Alesmanlar: Aile büyüklerden Ali Osman adındaki kişiye izafeten bu isimle anılırlar. Bu haneden olan Cemalettin Üzüm Geyve’de oturmaktadır. Gorcuların evinin arkasında olan bu hanenin evi Kadirler tarafından satın alınmıştır. Ayrıca Alesmanlardan olan yukarı Pekmezlerin evinin yanında rahmetli Hüseyin Üzüm’ün evi vardır. Hane sönmüştür. Ev Yukarı Eseler tarafından satın alınmıştır.

Hentepler: Hanenin büyüklerinden birinin Antep’le ilgili bir anısı nedeniyle bu isimle anıldıkları düşünülmektedir. Hane sönmüştür. Ev yıkılmıştır. Yeri iki Kavukların evleri arasındadır.

Onbaşılar: Hanede askerde onbaşılık yapmış birisinin olması nedeniyle bu isimle anıldıkları düşünülmektedir. Hane sönmüştür. Ev yıkılmıştır. Yeri İmamların eski evininin arkasında küllük denilen yerdedir.

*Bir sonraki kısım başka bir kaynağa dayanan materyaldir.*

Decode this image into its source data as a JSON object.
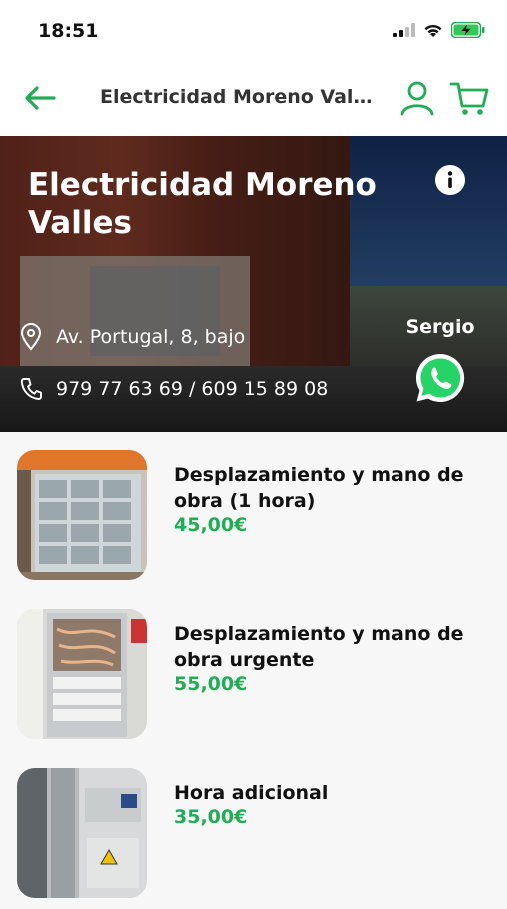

Poyrazlar: Bu hane sönmüştür. Ev yıkılmıştır. Evin olduğu yerde bugün Alfatçıların evi vardır. Evleri poyraz rüzgârını çok aldığı için bu haneye Poyrazlar denildiği düşünülmektedir. Hacı Keramlar. Köyümüzden ilk hacca gidenlerden olan hacı Mustafa amca aşık olup beyit söylediği için hacı keramlar denilmiştir. Hacı Kerem amca daha sonra Taraklı'ya yerleşmiş ve orada rahmetli olmuştur. Evi yıkılmıştır. Yeri şu anda Mustafa Çelikpençe'dedir. Ahmet amca: (Deli Amet diye anılır). Hırceller'rin büyüğüdür. Rahmetli gorcu Mehmet amca, rahmetli Hırceller'in Durali amca, rahmetli Alfatçılar'ın Durali amcanın babalarıdır. Evi yıkılmıştır. Yeri yukarı kavukların evinin önündeydi.